Masjid Tua Samarinda dari Perspektif Geologi, Sinergi Alam Dan Budaya Berkelanjutan

1 week ago 8

Liputan6.com, Samarinda - Catatan ini ditulis oleh Ir. Fajar Alam, S.T., M.Ling., IPM, Ketua Program Studi Teknik Geologi Fakultas Sains dan Teknologi Universitas Muhammadiyah Kalimantan Timur.

Pada tahun 2025, akhirnya saya kembali bisa berbuka di masjid Shiratal Mustaqiem yang ada di Jalan Pangeran Bendahara, Kelurahan Masjid, Kecamatan Samarinda Seberang, Kota Samarinda.

Masjid Shiratal Mustaqiem secara geologi, berada pada ekosistem dataran banjir berbentuk meander dari Sungai Mahakam.

Meander dapat dijelaskan sebagai bagian sungai yang membentuk kelokan. Meander ini mengubah arah aliran Sungai Mahakam yang sebelumnya berarah barat timur, menjadi berarah utara selatan.

Ini terjadi akibat gaya tektonik akibat naiknya Tinggian Kuching di umur geologi sekitar Oligo-Miosen (sekitar 34 juta tahun lalu). Hal ini menyebabkan banyaknya material endapan lepas terbawa ke arah timur menuju Selat Makassar, dipengaruhi faktor gravitasi dan volume pengendapan sedimen yang besar.

Tabrakan busur-benua pada Miosen Awal (sekitar 23 juta tahun lalu) menyebabkan deformasi, pengangkatan, dan inversi di timur Kalimantan, membentuk antiklinorium Samarinda. Membuat keberadaan gugusan perbukitan memanjang relatif utara selatan yang arah miringnya batuan bisa berhadapan atau saling memunggungi, laksana seng gelombang.

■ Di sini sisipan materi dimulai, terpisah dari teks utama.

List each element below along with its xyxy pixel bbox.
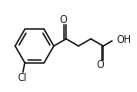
Text: O: O: [97, 60, 104, 70]
Text: Cl: Cl: [17, 73, 27, 83]
Text: O: O: [60, 15, 67, 25]
Text: OH: OH: [117, 35, 132, 45]
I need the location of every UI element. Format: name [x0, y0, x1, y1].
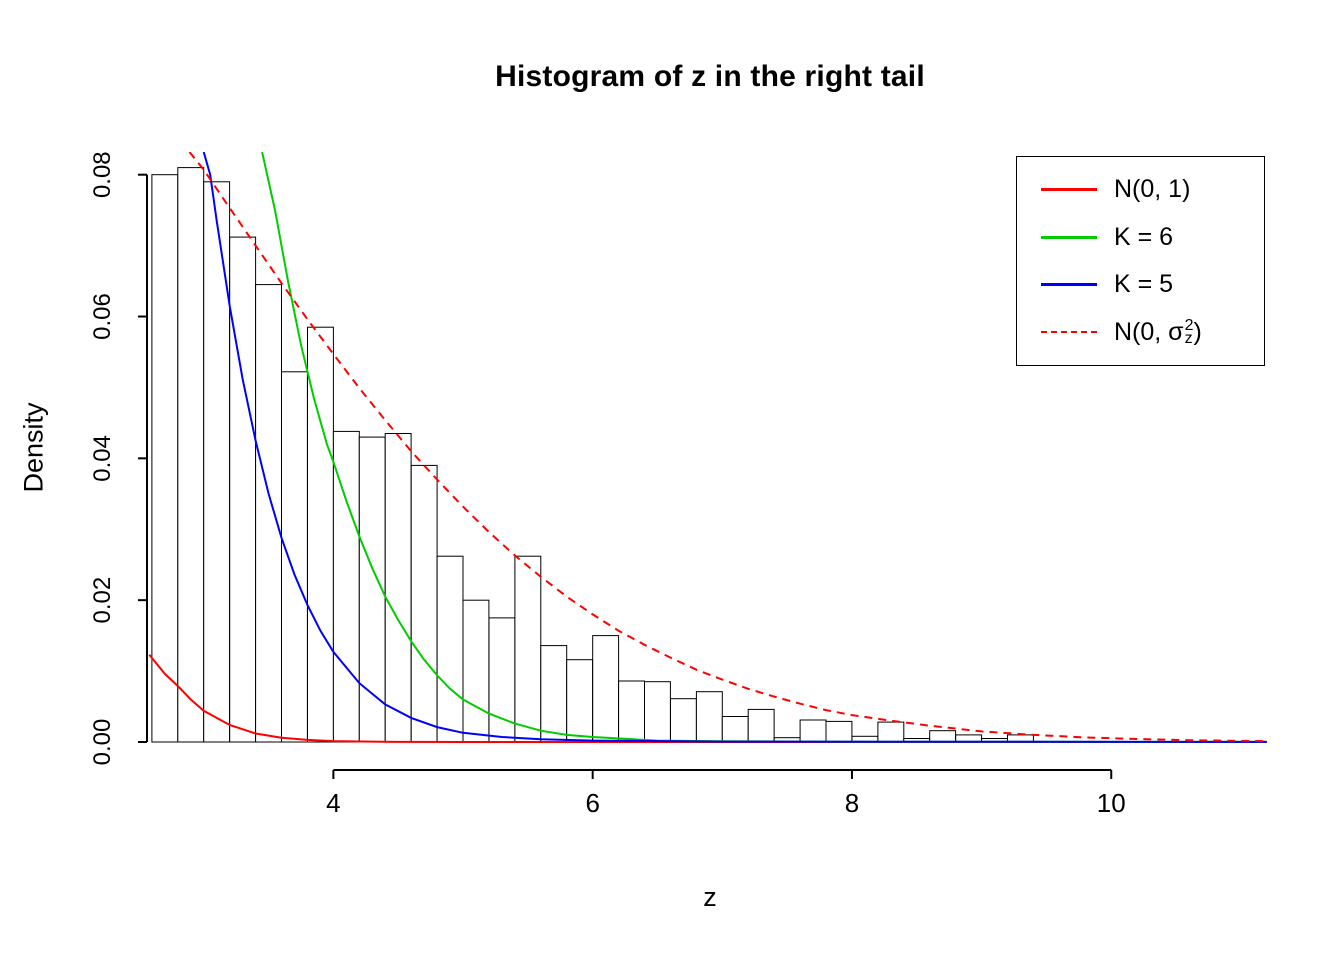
histogram-bar: [929, 730, 957, 743]
chart-title: Histogram of z in the right tail: [495, 60, 925, 93]
histogram-bars: [151, 167, 1034, 743]
legend-line-sample: [1041, 283, 1097, 287]
legend: N(0, 1) K = 6 K = 5 N(0, σ 2 z): [1016, 156, 1265, 366]
histogram-bar: [877, 721, 905, 743]
histogram-bar: [721, 716, 749, 743]
x-axis-tick-label: 4: [326, 788, 340, 818]
curve-k6: [261, 152, 1267, 743]
x-axis-tick-label: 6: [585, 788, 599, 818]
y-axis-tick-label: 0.04: [89, 435, 116, 482]
histogram-bar: [307, 326, 334, 743]
histogram-bar: [384, 433, 412, 743]
legend-line-sample: [1041, 188, 1097, 192]
legend-item: K = 6: [1041, 223, 1264, 252]
histogram-bar: [203, 181, 231, 743]
histogram-bar: [592, 635, 620, 743]
histogram-bar: [358, 436, 386, 743]
histogram-bar: [825, 720, 853, 743]
legend-label: K = 6: [1114, 222, 1174, 251]
histogram-bar: [670, 698, 697, 743]
histogram-bar: [488, 617, 516, 743]
histogram-bar: [644, 681, 671, 743]
curve-n0sigma: [188, 152, 1267, 743]
histogram-bar: [514, 555, 542, 743]
legend-line-sample: [1041, 235, 1097, 239]
y-axis-title: Density: [18, 402, 49, 493]
legend-label: N(0, 1): [1114, 175, 1191, 204]
histogram-bar: [255, 284, 283, 743]
histogram-bar: [177, 167, 205, 743]
legend-item: K = 5: [1041, 270, 1264, 299]
y-axis-tick-label: 0.08: [89, 151, 116, 198]
histogram-bar: [151, 174, 179, 743]
y-axis-tick-label: 0.00: [89, 719, 116, 766]
legend-item: N(0, σ 2 z): [1041, 318, 1264, 347]
curve-k5: [202, 152, 1267, 743]
legend-label: K = 5: [1114, 270, 1174, 299]
histogram-bar: [695, 691, 723, 743]
histogram-bar: [332, 430, 360, 743]
histogram-bar: [540, 645, 568, 743]
x-axis-tick-label: 8: [845, 788, 859, 818]
histogram-bar: [436, 555, 464, 743]
histogram-bar: [462, 599, 490, 743]
curve-n01: [148, 654, 1267, 743]
x-axis-title: z: [703, 882, 717, 912]
histogram-bar: [281, 371, 308, 743]
histogram-bar: [747, 708, 775, 743]
legend-label: N(0, σ 2 z): [1114, 317, 1202, 348]
x-axis-tick-label: 10: [1097, 788, 1126, 818]
y-axis-tick-label: 0.02: [89, 577, 116, 624]
y-axis-tick-label: 0.06: [89, 293, 116, 340]
legend-dashed-line-sample: [1041, 331, 1097, 334]
histogram-bar: [566, 659, 594, 743]
histogram-bar: [410, 464, 438, 743]
histogram-bar: [618, 680, 645, 743]
histogram-bar: [229, 236, 257, 743]
histogram-bar: [799, 719, 827, 743]
legend-item: N(0, 1): [1041, 175, 1264, 204]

Kawasan ini, tanahnya senantiasa terbarui dari limpasan sungai hasil erosi dari hulu. Membawa lapukan tanah lapisan O, A, mungkin sampai B kalau mengerosi pada sisi tebing sungainya dengan tekstur pasir, lanau hingga lempung. Membawa serasah hasil guguran daun, ranting, cabang, batang di lantai hutan yang terbawa aliran air hujan. Secara formasi geologi, dataran ini menjadi bagian dari endapan Kuarter dengan usia paling tua sekitar 2 juta tahun lalu.

Posisi masjid Shiratal Mustaqiem ada pada kawasan kampung lama yang dikenal dengan nama Mangkupalas. Yang tampaknya mendapatkan pengaruh dialek Banjar, dari kata Mangkupelas.

Ada dua kawasan dengan kata depan Mangku di wilayah selatan Sungai Mahakam kawasan Kota Samarinda saat ini, yakni Mangkupalas dan Mangkujenang. Baik Mangkupalas maupun Mangkujenang, memiliki sungai dengan nama yang sama dengan nama kawasannya masing-masing.

Ada Sungai Mangkupalas, dan Sungai Mangkujenang. Keberadaan kedua sungai ini perlu dinaturalisasi, memberikan ruang lebih banyak untuk ruang limpas air.

Utamanya Sungai Mangkupalas, yang sudah banyak dihimpit rumah panggung di kedua tepi sungainya. Mangkujenang, berjarak sekitar 3 kilometer di hilir Mangkupalas, menurut jarak berkapal.

Kedua wilayah Mangku ini, dipisahkan oleh bukit yang menurut peta terbitan 1944 disebut sebagai G. Segara. Kini, bukit itu disebut Bukit RCTI atau Gunung RCTI, dan dilewati oleh jalan Trikora.

Bagian lain dari kawasan sekitar perbukitan memanjang ini kemudian disebut sebagai Simpang Pasir. Toponim yang berkaitan dengan keberadaan batupasir kuarsa yang menyusun kawasan ini, dan sebagian ditambang masyarakat.

Hal ini dapat teramati pada penambangan batupasir kuarsa yang berada tak jauh dari simpang masuk jalan tol menuju Balikpapan. Jejak keberadaan pertanian kawasan ini, karena dianggap tanahnya memiliki kesuburan yang memadai setidaknya untuk cocok tanam padi, ada pada kawasan Masjid Baitunnur kelurahan Masjid, Kecamatan Samarinda Seberang. Yang dulunya bagian dari kawasan Mangkupalas. Juga, pada kawasan unit pengantongan Semen Tonasa daerah muara Sungai Palaran, sisi hilir dari kawasan Mangkujenang.

Bedanya, di kawasan Mangkupalas sawahnya tinggal kenangan, sementara di hilir Mangkujenang kawasan Palaran, sebagian masih lestari. Hal ini diketahui dengan membandingkannya terhadap peta bertarikh tahun 1944.